One Neat Trick to Writing Great Mystery Plots
vulture.com – Thursday October 17, 2019
I spend a lot of time thinking about a Raymond Chandler quote I once read. “The perfect detective story cannot be written,” he said. “The type of mind which can evolve the perfect problem is not the type of mind that can produce the artistic job of writing.”
Well — shoot. It has the ring of truth to it, unfortunately. Almost every writer seems to start out interested either in narrative or talking, story or language, before filling in the rest later. This is why it’s funny when literary novelists who couldn’t write a competent John Wick novelization (I put this challenge squarely to A.S. Byatt) call J.K. Rowling a bad writer. She’s an indifferent stylist, sure, but in most of the other ways a writer can be “good” — character, plot, imagination — she’s brilliant. Past brilliant. Meanwhile Chandler, whom many of the same people (rightly) revere, could never, as he freely admitted, explain who killed the chauffeur in The Big Sleep.

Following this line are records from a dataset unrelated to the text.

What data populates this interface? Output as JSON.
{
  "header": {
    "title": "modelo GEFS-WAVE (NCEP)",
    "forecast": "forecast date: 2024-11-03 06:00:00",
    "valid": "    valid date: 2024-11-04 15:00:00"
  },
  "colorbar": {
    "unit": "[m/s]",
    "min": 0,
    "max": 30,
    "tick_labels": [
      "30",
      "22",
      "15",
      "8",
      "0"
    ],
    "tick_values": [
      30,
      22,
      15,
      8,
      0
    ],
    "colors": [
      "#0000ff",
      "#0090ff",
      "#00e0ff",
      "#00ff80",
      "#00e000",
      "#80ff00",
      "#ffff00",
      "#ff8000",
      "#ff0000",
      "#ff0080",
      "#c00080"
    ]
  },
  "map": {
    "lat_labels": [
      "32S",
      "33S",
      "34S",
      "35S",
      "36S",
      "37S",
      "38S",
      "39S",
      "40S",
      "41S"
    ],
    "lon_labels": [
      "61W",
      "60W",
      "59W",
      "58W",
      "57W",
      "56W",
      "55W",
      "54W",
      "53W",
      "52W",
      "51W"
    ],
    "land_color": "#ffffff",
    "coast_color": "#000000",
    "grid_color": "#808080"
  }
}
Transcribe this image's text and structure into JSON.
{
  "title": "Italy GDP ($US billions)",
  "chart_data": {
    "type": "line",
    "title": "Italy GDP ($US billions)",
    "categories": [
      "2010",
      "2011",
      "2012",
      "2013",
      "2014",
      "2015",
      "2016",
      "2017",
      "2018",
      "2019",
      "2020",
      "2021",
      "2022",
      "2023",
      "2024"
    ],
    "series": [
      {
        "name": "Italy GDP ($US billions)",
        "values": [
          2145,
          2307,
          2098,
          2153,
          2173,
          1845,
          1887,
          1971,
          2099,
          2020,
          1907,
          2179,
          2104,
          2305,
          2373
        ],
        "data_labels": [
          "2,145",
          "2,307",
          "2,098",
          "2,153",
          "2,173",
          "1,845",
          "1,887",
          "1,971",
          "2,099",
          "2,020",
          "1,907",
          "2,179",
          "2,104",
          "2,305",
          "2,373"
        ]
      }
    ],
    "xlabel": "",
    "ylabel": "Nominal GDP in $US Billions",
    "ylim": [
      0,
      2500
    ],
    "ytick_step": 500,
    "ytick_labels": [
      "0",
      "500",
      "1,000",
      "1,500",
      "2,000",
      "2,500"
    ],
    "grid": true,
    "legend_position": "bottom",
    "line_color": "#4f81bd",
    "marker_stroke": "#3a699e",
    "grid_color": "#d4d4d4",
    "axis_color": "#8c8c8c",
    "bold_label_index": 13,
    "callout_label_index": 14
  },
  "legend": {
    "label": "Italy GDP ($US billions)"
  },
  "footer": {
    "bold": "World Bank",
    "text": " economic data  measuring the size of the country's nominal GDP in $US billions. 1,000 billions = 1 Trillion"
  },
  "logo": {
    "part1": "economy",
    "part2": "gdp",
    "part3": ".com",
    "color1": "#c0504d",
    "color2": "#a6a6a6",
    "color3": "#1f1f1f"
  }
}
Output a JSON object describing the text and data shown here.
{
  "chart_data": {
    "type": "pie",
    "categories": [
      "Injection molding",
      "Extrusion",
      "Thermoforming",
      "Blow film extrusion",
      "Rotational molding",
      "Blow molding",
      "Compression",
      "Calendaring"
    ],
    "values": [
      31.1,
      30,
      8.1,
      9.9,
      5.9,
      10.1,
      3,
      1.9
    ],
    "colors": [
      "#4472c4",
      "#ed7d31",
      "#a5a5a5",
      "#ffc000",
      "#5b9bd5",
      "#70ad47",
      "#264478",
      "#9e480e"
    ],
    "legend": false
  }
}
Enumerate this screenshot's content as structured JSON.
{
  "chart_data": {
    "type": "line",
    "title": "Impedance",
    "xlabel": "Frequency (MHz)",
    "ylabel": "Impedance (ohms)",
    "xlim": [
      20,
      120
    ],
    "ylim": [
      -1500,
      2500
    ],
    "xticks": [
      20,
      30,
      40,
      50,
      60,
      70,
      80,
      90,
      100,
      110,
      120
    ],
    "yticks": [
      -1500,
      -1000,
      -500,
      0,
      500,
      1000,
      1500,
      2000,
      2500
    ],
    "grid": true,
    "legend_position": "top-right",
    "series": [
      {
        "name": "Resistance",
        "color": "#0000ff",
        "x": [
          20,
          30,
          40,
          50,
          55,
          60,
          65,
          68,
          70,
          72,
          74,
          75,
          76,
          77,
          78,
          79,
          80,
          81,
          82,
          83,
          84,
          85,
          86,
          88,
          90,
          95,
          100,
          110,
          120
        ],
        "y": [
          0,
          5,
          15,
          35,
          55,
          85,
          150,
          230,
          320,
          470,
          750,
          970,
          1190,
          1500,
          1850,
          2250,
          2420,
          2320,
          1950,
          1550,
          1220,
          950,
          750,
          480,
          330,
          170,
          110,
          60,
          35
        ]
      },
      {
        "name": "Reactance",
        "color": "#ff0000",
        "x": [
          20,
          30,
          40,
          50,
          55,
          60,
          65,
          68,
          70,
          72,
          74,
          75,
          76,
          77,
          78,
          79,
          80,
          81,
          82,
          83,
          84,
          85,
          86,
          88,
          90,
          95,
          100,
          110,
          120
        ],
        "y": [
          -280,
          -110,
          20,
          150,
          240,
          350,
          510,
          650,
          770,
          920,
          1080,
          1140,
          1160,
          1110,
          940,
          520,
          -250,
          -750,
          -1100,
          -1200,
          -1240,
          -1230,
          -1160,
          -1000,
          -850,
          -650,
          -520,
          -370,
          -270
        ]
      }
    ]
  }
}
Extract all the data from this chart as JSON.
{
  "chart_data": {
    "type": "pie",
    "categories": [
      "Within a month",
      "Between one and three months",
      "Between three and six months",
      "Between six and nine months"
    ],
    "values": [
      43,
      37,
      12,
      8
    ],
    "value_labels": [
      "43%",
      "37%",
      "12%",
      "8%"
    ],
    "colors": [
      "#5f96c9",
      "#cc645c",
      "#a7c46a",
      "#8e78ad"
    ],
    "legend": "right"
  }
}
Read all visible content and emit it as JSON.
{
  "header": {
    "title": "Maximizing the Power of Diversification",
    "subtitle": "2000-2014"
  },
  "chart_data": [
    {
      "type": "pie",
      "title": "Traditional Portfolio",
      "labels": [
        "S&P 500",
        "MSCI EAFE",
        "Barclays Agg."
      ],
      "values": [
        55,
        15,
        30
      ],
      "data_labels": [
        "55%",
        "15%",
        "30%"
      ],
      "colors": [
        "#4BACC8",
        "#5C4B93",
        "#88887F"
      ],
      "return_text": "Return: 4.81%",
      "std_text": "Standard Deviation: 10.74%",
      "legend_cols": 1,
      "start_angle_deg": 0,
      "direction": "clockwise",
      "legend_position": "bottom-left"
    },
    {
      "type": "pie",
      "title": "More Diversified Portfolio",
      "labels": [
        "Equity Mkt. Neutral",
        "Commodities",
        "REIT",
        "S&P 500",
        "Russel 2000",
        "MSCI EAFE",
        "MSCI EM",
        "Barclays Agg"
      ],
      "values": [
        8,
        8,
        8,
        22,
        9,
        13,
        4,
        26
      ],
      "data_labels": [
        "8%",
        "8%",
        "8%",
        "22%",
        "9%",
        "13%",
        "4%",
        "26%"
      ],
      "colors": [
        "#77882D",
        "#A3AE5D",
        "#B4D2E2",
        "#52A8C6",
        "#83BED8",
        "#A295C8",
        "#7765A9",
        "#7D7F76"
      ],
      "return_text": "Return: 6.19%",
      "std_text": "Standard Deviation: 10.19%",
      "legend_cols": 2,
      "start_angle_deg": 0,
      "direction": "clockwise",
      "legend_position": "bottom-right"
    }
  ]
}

The contemporary novelist who comes closest to real parity between story and art may be Tana French. Her most striking gift is for voice, but if her plots aren’t flawless, you can see nonetheless how hard she works to make them very, very good, with just an occasional faint seam showing, nothing more. But that’s almost certainly a product of tenacity and intelligence, not instinct. I would bet French has spent more time thinking about structure than Agatha Christie — who hatched her perfect plots in the bathtub, serenely eating apples — ever did.